33. Peser son poids

- BASILE -

Arrêt cardiaque. J'ai toujours trouvé cette expression curieuse. Arrêt cardiaque. On dit que le cœur s'arrête. On dit qu'il ne bat plus. Qu'il ne fonctionne plus. Qu'il cesse toutes activités. Et tu sais quoi ? Je crois que c'est ce qui vient de se passer à l'intérieur de l'immense entreprise qu'est mon corps. Il y a eu une cessation d'activité. A l'instant même où j'ai entendu les médecins s'affoler, j'ai su...J'ai su sur l'instant, comme si je m'y étais préparé depuis longtemps, que si c'est ce que tu avais décidé, alors automatiquement, j'allais suivre.

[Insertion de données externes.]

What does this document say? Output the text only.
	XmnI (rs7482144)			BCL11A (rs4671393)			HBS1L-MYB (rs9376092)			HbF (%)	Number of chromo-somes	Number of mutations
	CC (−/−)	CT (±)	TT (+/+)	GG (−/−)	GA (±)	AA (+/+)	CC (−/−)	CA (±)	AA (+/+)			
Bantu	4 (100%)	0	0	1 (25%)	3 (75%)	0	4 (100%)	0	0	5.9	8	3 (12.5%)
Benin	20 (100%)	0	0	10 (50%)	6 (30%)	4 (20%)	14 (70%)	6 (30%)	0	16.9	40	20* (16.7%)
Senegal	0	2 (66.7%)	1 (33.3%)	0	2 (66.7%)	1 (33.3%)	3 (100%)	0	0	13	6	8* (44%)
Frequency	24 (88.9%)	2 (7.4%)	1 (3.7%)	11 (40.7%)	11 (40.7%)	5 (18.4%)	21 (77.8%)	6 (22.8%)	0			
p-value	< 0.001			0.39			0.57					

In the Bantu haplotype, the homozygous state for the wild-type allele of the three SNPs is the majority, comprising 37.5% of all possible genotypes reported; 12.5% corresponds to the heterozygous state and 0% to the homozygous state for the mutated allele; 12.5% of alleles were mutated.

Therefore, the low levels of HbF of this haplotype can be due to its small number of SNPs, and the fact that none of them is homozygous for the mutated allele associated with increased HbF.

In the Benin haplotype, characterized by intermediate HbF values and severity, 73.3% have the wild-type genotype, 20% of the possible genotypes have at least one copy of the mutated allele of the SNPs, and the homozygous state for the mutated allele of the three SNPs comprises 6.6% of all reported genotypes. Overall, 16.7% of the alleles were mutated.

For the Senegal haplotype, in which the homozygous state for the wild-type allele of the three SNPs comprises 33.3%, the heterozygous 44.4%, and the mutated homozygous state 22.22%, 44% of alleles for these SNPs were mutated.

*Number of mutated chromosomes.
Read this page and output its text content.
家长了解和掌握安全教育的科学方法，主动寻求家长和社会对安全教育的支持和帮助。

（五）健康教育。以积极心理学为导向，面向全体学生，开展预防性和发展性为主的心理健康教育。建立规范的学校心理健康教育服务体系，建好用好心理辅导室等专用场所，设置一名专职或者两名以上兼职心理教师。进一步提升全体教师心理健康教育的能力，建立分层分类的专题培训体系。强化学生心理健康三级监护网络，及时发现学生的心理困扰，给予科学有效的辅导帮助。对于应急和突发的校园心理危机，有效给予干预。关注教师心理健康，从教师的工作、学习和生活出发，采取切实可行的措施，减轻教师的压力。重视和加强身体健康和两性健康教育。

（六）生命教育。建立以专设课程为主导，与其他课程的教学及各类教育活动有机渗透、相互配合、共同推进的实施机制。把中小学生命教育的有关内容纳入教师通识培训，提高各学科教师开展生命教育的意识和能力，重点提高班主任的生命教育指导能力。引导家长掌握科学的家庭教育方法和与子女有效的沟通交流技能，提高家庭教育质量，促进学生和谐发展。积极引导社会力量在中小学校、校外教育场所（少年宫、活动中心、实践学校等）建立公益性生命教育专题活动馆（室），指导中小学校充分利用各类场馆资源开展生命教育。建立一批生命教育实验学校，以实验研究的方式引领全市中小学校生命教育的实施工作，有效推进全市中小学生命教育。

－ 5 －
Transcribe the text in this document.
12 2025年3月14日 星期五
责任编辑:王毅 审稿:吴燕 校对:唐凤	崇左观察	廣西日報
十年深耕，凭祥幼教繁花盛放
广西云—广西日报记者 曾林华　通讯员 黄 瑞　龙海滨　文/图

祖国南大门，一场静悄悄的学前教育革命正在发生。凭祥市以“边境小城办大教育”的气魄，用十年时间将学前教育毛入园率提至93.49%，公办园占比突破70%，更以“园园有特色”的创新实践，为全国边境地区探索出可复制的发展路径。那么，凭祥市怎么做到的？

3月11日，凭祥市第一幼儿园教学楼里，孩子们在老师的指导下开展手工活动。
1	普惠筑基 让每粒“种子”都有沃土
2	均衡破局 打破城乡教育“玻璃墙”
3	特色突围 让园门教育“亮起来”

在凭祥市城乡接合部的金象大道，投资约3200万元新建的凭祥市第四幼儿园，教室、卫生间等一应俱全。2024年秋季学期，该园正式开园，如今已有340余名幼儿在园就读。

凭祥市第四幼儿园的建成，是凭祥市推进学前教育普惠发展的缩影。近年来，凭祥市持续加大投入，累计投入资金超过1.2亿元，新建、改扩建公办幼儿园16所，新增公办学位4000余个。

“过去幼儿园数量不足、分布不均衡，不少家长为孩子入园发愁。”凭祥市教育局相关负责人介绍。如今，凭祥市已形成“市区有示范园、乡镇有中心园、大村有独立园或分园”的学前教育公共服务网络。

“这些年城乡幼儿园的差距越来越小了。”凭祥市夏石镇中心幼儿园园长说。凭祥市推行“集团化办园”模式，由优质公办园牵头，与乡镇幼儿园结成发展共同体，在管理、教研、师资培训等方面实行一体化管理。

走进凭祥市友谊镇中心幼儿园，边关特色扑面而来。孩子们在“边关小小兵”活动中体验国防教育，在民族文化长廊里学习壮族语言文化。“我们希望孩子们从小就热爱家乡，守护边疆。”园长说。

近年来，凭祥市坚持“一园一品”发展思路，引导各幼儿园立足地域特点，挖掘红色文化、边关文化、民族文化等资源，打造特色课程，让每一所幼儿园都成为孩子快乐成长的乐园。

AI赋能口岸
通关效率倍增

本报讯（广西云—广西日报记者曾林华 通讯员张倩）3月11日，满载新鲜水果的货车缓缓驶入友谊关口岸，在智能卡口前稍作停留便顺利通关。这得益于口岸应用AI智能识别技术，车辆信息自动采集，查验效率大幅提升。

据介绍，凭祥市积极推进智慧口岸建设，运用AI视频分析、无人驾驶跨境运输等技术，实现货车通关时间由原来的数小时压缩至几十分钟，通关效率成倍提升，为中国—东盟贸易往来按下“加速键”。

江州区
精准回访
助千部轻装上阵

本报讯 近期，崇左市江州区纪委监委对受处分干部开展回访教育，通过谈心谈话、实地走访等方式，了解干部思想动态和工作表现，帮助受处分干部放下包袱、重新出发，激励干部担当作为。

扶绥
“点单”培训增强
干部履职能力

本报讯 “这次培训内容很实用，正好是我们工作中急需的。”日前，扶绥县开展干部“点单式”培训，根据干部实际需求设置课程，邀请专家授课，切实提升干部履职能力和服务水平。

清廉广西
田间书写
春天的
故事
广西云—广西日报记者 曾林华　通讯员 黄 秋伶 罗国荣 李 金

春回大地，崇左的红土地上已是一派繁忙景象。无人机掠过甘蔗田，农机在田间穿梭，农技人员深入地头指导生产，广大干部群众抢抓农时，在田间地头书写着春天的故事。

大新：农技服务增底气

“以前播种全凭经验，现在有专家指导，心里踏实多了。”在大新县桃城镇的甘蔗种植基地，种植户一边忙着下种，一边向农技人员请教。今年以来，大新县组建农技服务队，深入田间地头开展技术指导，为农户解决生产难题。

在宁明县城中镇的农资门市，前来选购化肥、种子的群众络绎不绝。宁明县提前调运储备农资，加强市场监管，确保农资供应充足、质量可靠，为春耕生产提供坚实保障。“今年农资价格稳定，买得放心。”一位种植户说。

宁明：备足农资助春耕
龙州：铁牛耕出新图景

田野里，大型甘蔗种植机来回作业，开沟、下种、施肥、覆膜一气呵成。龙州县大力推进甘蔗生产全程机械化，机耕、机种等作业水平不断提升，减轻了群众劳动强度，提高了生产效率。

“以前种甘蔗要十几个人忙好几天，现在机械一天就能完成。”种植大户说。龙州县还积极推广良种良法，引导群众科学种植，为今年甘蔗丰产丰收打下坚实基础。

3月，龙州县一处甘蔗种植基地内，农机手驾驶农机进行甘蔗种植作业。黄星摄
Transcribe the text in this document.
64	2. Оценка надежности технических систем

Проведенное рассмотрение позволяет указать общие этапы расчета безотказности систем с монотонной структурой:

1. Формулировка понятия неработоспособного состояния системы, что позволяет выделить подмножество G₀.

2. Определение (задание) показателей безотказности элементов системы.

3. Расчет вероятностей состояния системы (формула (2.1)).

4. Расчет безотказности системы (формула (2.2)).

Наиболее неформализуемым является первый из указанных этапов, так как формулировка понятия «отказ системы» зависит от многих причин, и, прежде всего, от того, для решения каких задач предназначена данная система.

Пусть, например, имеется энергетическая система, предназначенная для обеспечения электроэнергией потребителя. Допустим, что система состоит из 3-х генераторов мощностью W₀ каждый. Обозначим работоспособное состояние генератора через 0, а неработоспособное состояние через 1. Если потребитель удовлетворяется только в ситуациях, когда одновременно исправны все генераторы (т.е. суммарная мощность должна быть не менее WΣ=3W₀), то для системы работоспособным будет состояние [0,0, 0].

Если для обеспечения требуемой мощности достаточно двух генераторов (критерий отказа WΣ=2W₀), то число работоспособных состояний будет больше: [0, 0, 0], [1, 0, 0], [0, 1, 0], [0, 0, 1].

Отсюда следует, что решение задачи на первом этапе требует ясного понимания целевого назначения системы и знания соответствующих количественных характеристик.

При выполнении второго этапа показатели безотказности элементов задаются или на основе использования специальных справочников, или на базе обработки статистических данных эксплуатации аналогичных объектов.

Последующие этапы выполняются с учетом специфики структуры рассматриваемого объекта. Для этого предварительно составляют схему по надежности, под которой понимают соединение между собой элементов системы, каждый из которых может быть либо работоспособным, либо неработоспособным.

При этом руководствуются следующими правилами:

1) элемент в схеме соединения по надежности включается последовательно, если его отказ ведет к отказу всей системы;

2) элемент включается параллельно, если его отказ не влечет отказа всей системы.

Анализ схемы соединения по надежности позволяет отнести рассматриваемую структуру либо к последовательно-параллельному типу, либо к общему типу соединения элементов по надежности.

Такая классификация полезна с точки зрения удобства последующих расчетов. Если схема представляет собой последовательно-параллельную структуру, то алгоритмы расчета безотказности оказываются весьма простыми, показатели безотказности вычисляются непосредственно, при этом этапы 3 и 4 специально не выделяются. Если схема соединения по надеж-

Quand j'ai entendu les bips s'agiter, quand j'ai entendu l'infirmière se précipiter dans la chambre. Quand j'ai entendu une voix hurlant "Un chariot de réa vite!", j'ai su. Su que ça n'allait pas.

Il faut toujours que ça soit comme ça, n'est-ce pas ? Quand on pense que le plus gros est derrière nous, que la tempête est passée . et qu'enfin les choses vont s'arranger...Il faut toujours, toujours qu'il y ait quelque chose qui vienne zapper toute lueur d'espoir, tout signe positif. Pourquoi ? Expliquez-moi pourquoi faut-il que le bonheur nous échappe constamment ? N'y a-t-on pas le droit ? Existons-nous seulement pour le goûter et ainsi en ressentir l'envie et le besoin tout le reste de notre misérable vie ?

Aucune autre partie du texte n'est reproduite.